Synthesis and Cloning Human Voices (Eliya Nachmani, DSI Learning Club)

March 22, 2018

Mar 22nd, Thu 10:00 , Eliya Nachmani.

Tel-Aviv University / Facebook AI Research (PhD Student).

Location: Gonda Building (901), Room 101.

Synthesis and Cloning Human Voices


Text to speech (TTS) is able to transform text to speech. In this talk we present a new neural TTS for voices that are sampled in the wild. We introduce a new network architecture – VoiceLoop which is simpler than those in the existing literature and is based on a novel shifting buffer working memory. Our solution is able to deal with unconstrained voice samples and without requiring aligned phonemes or linguistic features. We also show how we can control the emotion variability in the generated speech by priming the network buffer.

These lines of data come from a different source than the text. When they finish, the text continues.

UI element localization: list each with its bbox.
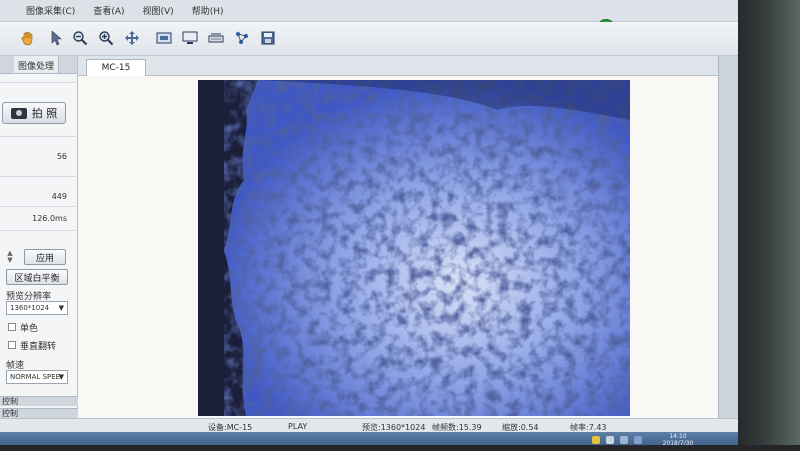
pointer-icon[interactable] bbox=[46, 28, 66, 48]
speed-value: NORMAL SPEE bbox=[10, 373, 61, 381]
network-icon[interactable] bbox=[232, 28, 252, 48]
divider bbox=[0, 230, 78, 231]
application-window: 图像采集(C) 查看(A) 视图(V) 帮助(H) 图像处理 拍 照 56 44… bbox=[0, 0, 740, 448]
camera-icon bbox=[10, 107, 27, 119]
status-mode: PLAY bbox=[288, 422, 308, 431]
clock-time: 14:10 bbox=[669, 433, 687, 440]
gain-value: 56 bbox=[56, 152, 67, 161]
apply-button[interactable]: 应用 bbox=[24, 249, 66, 265]
menu-item-view-v[interactable]: 视图(V) bbox=[143, 4, 174, 17]
mono-label: 单色 bbox=[20, 324, 39, 334]
chevron-down-icon: ▼ bbox=[58, 304, 64, 312]
control-panel: 图像处理 拍 照 56 449 126.0ms ▲ ▼ 应用 区域白平衡 预览分辨… bbox=[0, 56, 78, 428]
tray-network-icon[interactable] bbox=[606, 436, 614, 444]
move-icon[interactable] bbox=[122, 28, 142, 48]
tray-volume-icon[interactable] bbox=[620, 436, 628, 444]
micrograph-image[interactable] bbox=[198, 80, 630, 416]
zoom-in-icon[interactable] bbox=[96, 28, 116, 48]
monitor-bezel-bottom bbox=[0, 445, 800, 451]
status-bar: 设备:MC-15 PLAY 预览:1360*1024 帧频数:15.39 缩放:… bbox=[0, 418, 740, 432]
divider bbox=[0, 82, 78, 83]
monitor-bezel-right bbox=[738, 0, 800, 451]
speed-select[interactable]: NORMAL SPEE ▼ bbox=[6, 370, 68, 384]
capture-screen-icon[interactable] bbox=[154, 28, 174, 48]
flip-label: 垂直翻转 bbox=[20, 342, 57, 352]
zoom-out-icon[interactable] bbox=[70, 28, 90, 48]
menu-item-view-a[interactable]: 查看(A) bbox=[93, 4, 124, 17]
menu-item-capture[interactable]: 图像采集(C) bbox=[26, 4, 75, 17]
menu-bar: 图像采集(C) 查看(A) 视图(V) 帮助(H) bbox=[0, 0, 740, 22]
resolution-value: 1360*1024 bbox=[10, 304, 50, 312]
divider bbox=[0, 206, 78, 207]
micrograph-texture bbox=[198, 80, 630, 416]
exposure-value: 449 bbox=[51, 192, 67, 201]
tray-display-icon[interactable] bbox=[634, 436, 642, 444]
hand-icon[interactable] bbox=[18, 28, 38, 48]
control-section-header[interactable]: 控制 bbox=[0, 396, 78, 406]
resolution-select[interactable]: 1360*1024 ▼ bbox=[6, 301, 68, 315]
tab-image-processing[interactable]: 图像处理 bbox=[14, 56, 60, 73]
capture-label: 拍 照 bbox=[31, 107, 58, 120]
chevron-down-icon: ▼ bbox=[58, 373, 64, 381]
vertical-scrollbar[interactable] bbox=[718, 56, 740, 428]
divider bbox=[0, 136, 78, 137]
panel-tabs: 图像处理 bbox=[0, 56, 77, 74]
flip-checkbox[interactable] bbox=[8, 341, 16, 349]
mono-checkbox[interactable] bbox=[8, 323, 16, 331]
exposure-time-value: 126.0ms bbox=[32, 214, 67, 223]
capture-button[interactable]: 拍 照 bbox=[2, 102, 66, 124]
save-icon[interactable] bbox=[258, 28, 278, 48]
tray-flag-icon[interactable] bbox=[592, 436, 600, 444]
spin-control-icon[interactable]: ▲ ▼ bbox=[4, 249, 16, 265]
control-section-header[interactable]: 控制 bbox=[0, 408, 78, 418]
menu-item-help[interactable]: 帮助(H) bbox=[192, 4, 224, 17]
toolbar bbox=[0, 22, 740, 56]
white-balance-button[interactable]: 区域白平衡 bbox=[6, 269, 68, 285]
document-tab-bar: MC-15 bbox=[78, 56, 720, 76]
tab-mc15[interactable]: MC-15 bbox=[86, 59, 146, 76]
monitor-icon[interactable] bbox=[180, 28, 200, 48]
scanner-icon[interactable] bbox=[206, 28, 226, 48]
divider bbox=[0, 176, 78, 177]
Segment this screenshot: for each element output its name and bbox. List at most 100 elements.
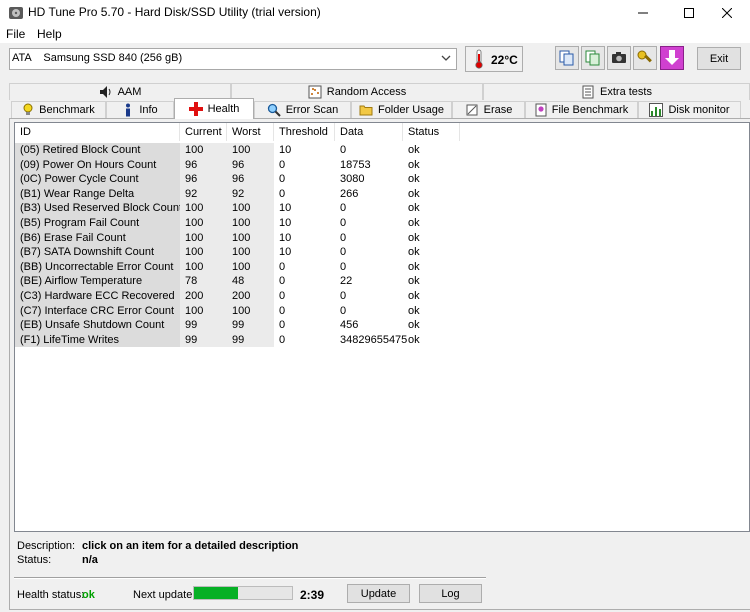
tab-benchmark[interactable]: Benchmark — [11, 101, 106, 118]
cell-worst: 100 — [227, 303, 274, 319]
cell-status: ok — [408, 158, 420, 171]
update-button[interactable]: Update — [347, 584, 410, 603]
table-row[interactable]: (B1) Wear Range Delta 92 92 0 266 ok — [15, 186, 749, 202]
tab-disk-monitor-label: Disk monitor — [668, 104, 730, 116]
column-header-id[interactable]: ID — [15, 123, 180, 141]
copy-all-button[interactable] — [581, 46, 605, 70]
options-button[interactable] — [633, 46, 657, 70]
cell-worst: 99 — [227, 318, 274, 333]
column-header-data[interactable]: Data — [335, 123, 403, 141]
menu-help[interactable]: Help — [37, 27, 62, 41]
cell-worst: 96 — [227, 157, 274, 173]
table-row[interactable]: (B3) Used Reserved Block Count 100 100 10 0 o… — [15, 201, 749, 216]
cell-data: 34829655475 — [340, 333, 408, 346]
tab-error-scan[interactable]: Error Scan — [254, 101, 351, 118]
cell-current: 100 — [180, 201, 227, 216]
table-row[interactable]: (09) Power On Hours Count 96 96 0 18753 ok — [15, 157, 749, 173]
table-row[interactable]: (B5) Program Fail Count 100 100 10 0 ok — [15, 216, 749, 231]
copy-info-button[interactable] — [555, 46, 579, 70]
table-row[interactable]: (BB) Uncorrectable Error Count 100 100 0 0 ok — [15, 259, 749, 275]
info-icon — [126, 103, 131, 117]
tab-erase[interactable]: Erase — [452, 101, 525, 118]
cell-id: (C3) Hardware ECC Recovered — [15, 289, 180, 304]
column-header-status[interactable]: Status — [403, 123, 460, 141]
drive-select-value: ATA Samsung SSD 840 (256 gB) — [12, 52, 183, 64]
cell-data: 0 — [340, 246, 347, 259]
table-row[interactable]: (BE) Airflow Temperature 78 48 0 22 ok — [15, 274, 749, 289]
cell-data: 0 — [340, 202, 347, 215]
column-header-current[interactable]: Current — [180, 123, 227, 141]
copy-all-icon — [585, 50, 600, 66]
cell-status: ok — [408, 275, 420, 288]
table-row[interactable]: (C3) Hardware ECC Recovered 200 200 0 0 ok — [15, 289, 749, 304]
cell-current: 96 — [180, 157, 227, 173]
cell-id: (0C) Power Cycle Count — [15, 172, 180, 187]
tab-extra-tests-label: Extra tests — [600, 86, 652, 98]
tab-erase-label: Erase — [483, 104, 513, 116]
table-row[interactable]: (F1) LifeTime Writes 99 99 0 34829655475 ok — [15, 332, 749, 348]
tab-info[interactable]: Info — [106, 101, 174, 118]
column-header-threshold[interactable]: Threshold — [274, 123, 335, 141]
log-button[interactable]: Log — [419, 584, 482, 603]
tab-extra-tests[interactable]: Extra tests — [483, 83, 750, 100]
tab-benchmark-label: Benchmark — [39, 104, 95, 116]
column-header-worst[interactable]: Worst — [227, 123, 274, 141]
chevron-down-icon — [441, 55, 451, 61]
cell-threshold: 0 — [279, 304, 286, 317]
menu-bar — [0, 25, 750, 43]
window-title: HD Tune Pro 5.70 - Hard Disk/SSD Utility… — [28, 5, 321, 19]
save-button[interactable] — [660, 46, 684, 70]
table-row[interactable]: (C7) Interface CRC Error Count 100 100 0 0 ok — [15, 303, 749, 319]
tools-icon — [637, 50, 652, 63]
menu-file[interactable]: File — [6, 27, 25, 41]
tab-disk-monitor[interactable]: Disk monitor — [638, 101, 741, 118]
status-label: Status: — [17, 554, 52, 566]
cell-status: ok — [408, 304, 420, 317]
exit-button[interactable]: Exit — [697, 47, 741, 70]
tab-folder-usage[interactable]: Folder Usage — [351, 101, 452, 118]
cell-current: 100 — [180, 259, 227, 275]
table-row[interactable]: (B7) SATA Downshift Count 100 100 10 0 ok — [15, 245, 749, 260]
erase-icon — [466, 104, 478, 116]
table-row[interactable]: (05) Retired Block Count 100 100 10 0 ok — [15, 143, 749, 158]
camera-icon — [612, 52, 626, 63]
thermometer-icon — [475, 49, 483, 69]
tab-random-access[interactable]: Random Access — [231, 83, 483, 100]
tab-health[interactable]: Health — [174, 98, 254, 119]
screenshot-button[interactable] — [607, 46, 631, 70]
cell-status: ok — [408, 246, 420, 259]
cell-worst: 100 — [227, 245, 274, 260]
cell-data: 456 — [340, 319, 359, 332]
cell-status: ok — [408, 144, 420, 156]
cell-id: (B6) Erase Fail Count — [15, 230, 180, 246]
cell-data: 0 — [340, 304, 347, 317]
table-row[interactable]: (B6) Erase Fail Count 100 100 10 0 ok — [15, 230, 749, 246]
divider — [14, 577, 486, 579]
folder-icon — [359, 105, 373, 116]
tab-file-benchmark[interactable]: File Benchmark — [525, 101, 638, 118]
cell-current: 200 — [180, 289, 227, 304]
table-row[interactable]: (0C) Power Cycle Count 96 96 0 3080 ok — [15, 172, 749, 187]
tab-folder-usage-label: Folder Usage — [377, 104, 445, 116]
cell-current: 99 — [180, 332, 227, 348]
table-row[interactable]: (EB) Unsafe Shutdown Count 99 99 0 456 ok — [15, 318, 749, 333]
lightbulb-icon — [23, 103, 33, 115]
cell-current: 100 — [180, 245, 227, 260]
tab-aam-label: AAM — [117, 86, 142, 98]
cell-id: (BE) Airflow Temperature — [15, 274, 180, 289]
cell-threshold: 10 — [279, 202, 292, 215]
cell-id: (05) Retired Block Count — [15, 143, 180, 158]
minimize-button[interactable] — [620, 0, 666, 25]
close-button[interactable] — [704, 0, 750, 25]
cell-worst: 100 — [227, 259, 274, 275]
cell-worst: 99 — [227, 332, 274, 348]
speaker-icon — [99, 86, 111, 98]
cell-worst: 100 — [227, 201, 274, 216]
tab-file-benchmark-label: File Benchmark — [551, 104, 629, 116]
cell-id: (BB) Uncorrectable Error Count — [15, 259, 180, 275]
cell-threshold: 0 — [279, 158, 286, 171]
cell-status: ok — [408, 260, 420, 273]
smart-attribute-table[interactable]: ID Current Worst Threshold Data Status (… — [14, 122, 750, 532]
cell-data: 22 — [340, 275, 353, 288]
tab-info-label: Info — [139, 104, 158, 116]
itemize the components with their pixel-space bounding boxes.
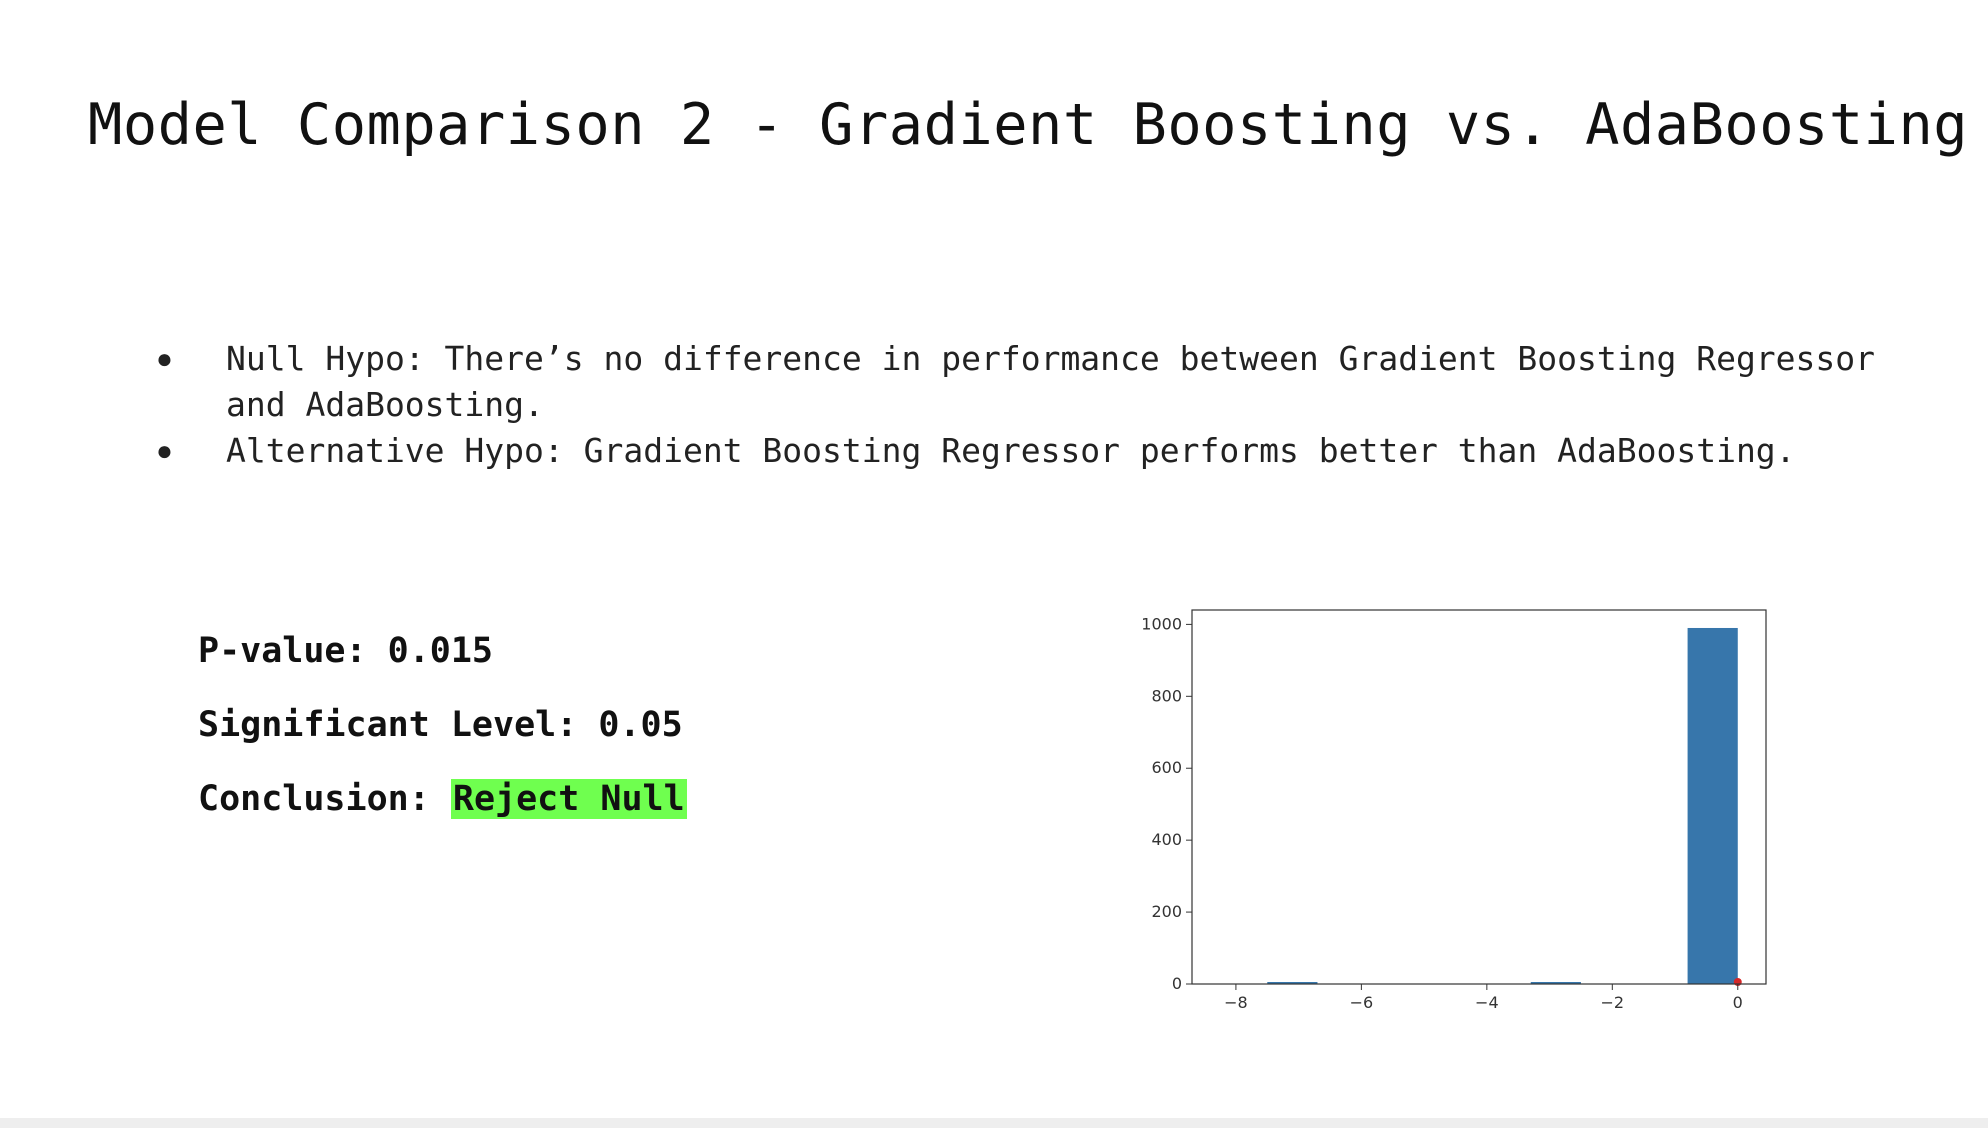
x-tick-label: −6 [1350,993,1374,1012]
conclusion: Conclusion: Reject Null [198,776,687,850]
bottom-bar [0,1118,1988,1128]
conclusion-value: Reject Null [450,779,687,819]
plot-frame [1191,609,1767,985]
histogram-chart: 0 200 400 600 800 1000 −8 −6 −4 −2 0 [1141,609,1767,1012]
x-tick-label: 0 [1733,993,1743,1012]
y-tick-label: 800 [1151,686,1182,705]
y-tick-label: 400 [1151,830,1182,849]
y-tick-label: 600 [1151,758,1182,777]
histogram-bar [1687,627,1738,984]
bullet-icon: ● [156,342,173,375]
y-tick-label: 1000 [1141,614,1182,633]
x-tick-label: −2 [1601,993,1625,1012]
alternative-hypothesis-text: Alternative Hypo: Gradient Boosting Regr… [226,431,1796,470]
x-tick-label: −4 [1475,993,1499,1012]
significance-level: Significant Level: 0.05 [198,705,683,745]
p-value: P-value: 0.015 [198,631,494,671]
x-tick-label: −8 [1224,993,1248,1012]
y-tick-label: 0 [1172,974,1182,993]
y-tick-label: 200 [1151,902,1182,921]
null-hypothesis-text: Null Hypo: There’s no difference in perf… [226,339,1876,424]
hypothesis-list: ● Null Hypo: There’s no difference in pe… [150,336,1910,474]
bullet-icon: ● [156,434,173,467]
slide-title: Model Comparison 2 - Gradient Boosting v… [88,92,1969,158]
list-item: ● Null Hypo: There’s no difference in pe… [150,336,1910,428]
slide: Model Comparison 2 - Gradient Boosting v… [0,0,1988,1118]
test-results: P-value: 0.015 Significant Level: 0.05 C… [198,628,687,850]
conclusion-label: Conclusion: [198,779,451,819]
list-item: ● Alternative Hypo: Gradient Boosting Re… [150,428,1910,474]
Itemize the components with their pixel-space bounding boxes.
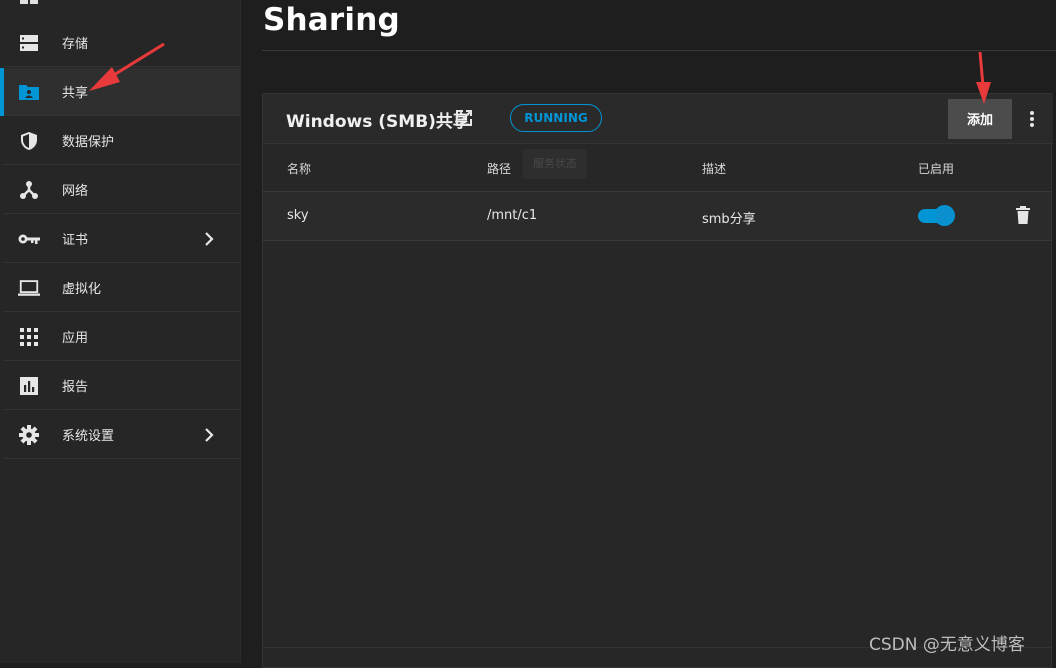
card-title: Windows (SMB)共享 xyxy=(286,112,470,132)
sidebar: 存储 共享 数据保护 网络 证书 虚拟化 应用 报告 系统设置 xyxy=(0,0,240,663)
sidebar-item-label: 报告 xyxy=(62,380,89,395)
active-indicator xyxy=(0,68,4,116)
dashboard-icon[interactable] xyxy=(20,0,38,4)
service-status-tooltip: 服务状态 xyxy=(523,149,587,179)
open-in-new-icon[interactable] xyxy=(455,109,473,127)
sidebar-item-label: 证书 xyxy=(62,233,89,248)
laptop-icon xyxy=(18,278,40,298)
shared-folder-icon xyxy=(18,82,40,102)
sidebar-divider xyxy=(240,0,241,663)
chevron-right-icon xyxy=(205,232,214,246)
delete-icon[interactable] xyxy=(1015,205,1031,225)
sidebar-item-data-protection[interactable]: 数据保护 xyxy=(4,117,240,165)
enabled-toggle[interactable] xyxy=(918,206,954,225)
column-header-path[interactable]: 路径 xyxy=(487,160,511,177)
sidebar-item-certificates[interactable]: 证书 xyxy=(4,215,240,263)
toggle-knob xyxy=(935,206,954,225)
sidebar-item-virtualization[interactable]: 虚拟化 xyxy=(4,264,240,312)
sidebar-item-storage[interactable]: 存储 xyxy=(4,19,240,67)
cell-path: /mnt/c1 xyxy=(487,208,538,223)
network-icon xyxy=(18,180,40,200)
more-vertical-icon[interactable] xyxy=(1024,109,1040,129)
apps-grid-icon xyxy=(18,327,40,347)
add-button[interactable]: 添加 xyxy=(948,99,1012,139)
card-header: Windows (SMB)共享 RUNNING 添加 xyxy=(263,94,1053,144)
watermark: CSDN @无意义博客 xyxy=(869,635,1025,655)
report-chart-icon xyxy=(18,376,40,396)
status-badge[interactable]: RUNNING xyxy=(510,104,602,132)
sidebar-item-label: 虚拟化 xyxy=(62,282,102,297)
column-header-name[interactable]: 名称 xyxy=(287,160,311,177)
sidebar-item-label: 存储 xyxy=(62,37,89,52)
gear-icon xyxy=(18,425,40,445)
sidebar-item-label: 系统设置 xyxy=(62,429,115,444)
sidebar-item-network[interactable]: 网络 xyxy=(4,166,240,214)
shield-icon xyxy=(18,131,40,151)
chevron-right-icon xyxy=(205,428,214,442)
sidebar-item-system-settings[interactable]: 系统设置 xyxy=(4,411,240,459)
column-header-description[interactable]: 描述 xyxy=(702,160,726,177)
cell-description: smb分享 xyxy=(702,212,756,227)
title-divider xyxy=(262,50,1056,51)
sidebar-item-label: 应用 xyxy=(62,331,89,346)
page-title: Sharing xyxy=(263,2,400,38)
smb-share-card: Windows (SMB)共享 RUNNING 添加 名称 路径 服务状态 描述… xyxy=(262,93,1053,668)
sidebar-item-sharing[interactable]: 共享 xyxy=(0,68,240,116)
sidebar-item-label: 共享 xyxy=(62,86,89,101)
sidebar-item-reports[interactable]: 报告 xyxy=(4,362,240,410)
column-header-enabled[interactable]: 已启用 xyxy=(918,160,954,177)
sidebar-item-apps[interactable]: 应用 xyxy=(4,313,240,361)
key-icon xyxy=(18,229,40,249)
table-header: 名称 路径 服务状态 描述 已启用 xyxy=(263,144,1051,192)
sidebar-item-label: 网络 xyxy=(62,184,89,199)
storage-icon xyxy=(18,33,40,53)
table-row[interactable]: sky /mnt/c1 smb分享 xyxy=(263,192,1051,241)
cell-name: sky xyxy=(287,208,309,223)
sidebar-item-label: 数据保护 xyxy=(62,135,115,150)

We further propose a TTS systems have the potential to generalize from one speaker to another with relatively short sample of any new voice. We present a method that is designed to capture a new speaker from a short untranscribed audio sample. This is done by employing an additional network that given an audio sample, places the speaker in embedding space. This network is trained as part of the speech synthesis system using various consistency losses. Our results demonstrate a greatly improved performance on both the dataset speakers, and, more importantly, when fitting new voices, even from very short samples.




Gonda Building (901), Room 101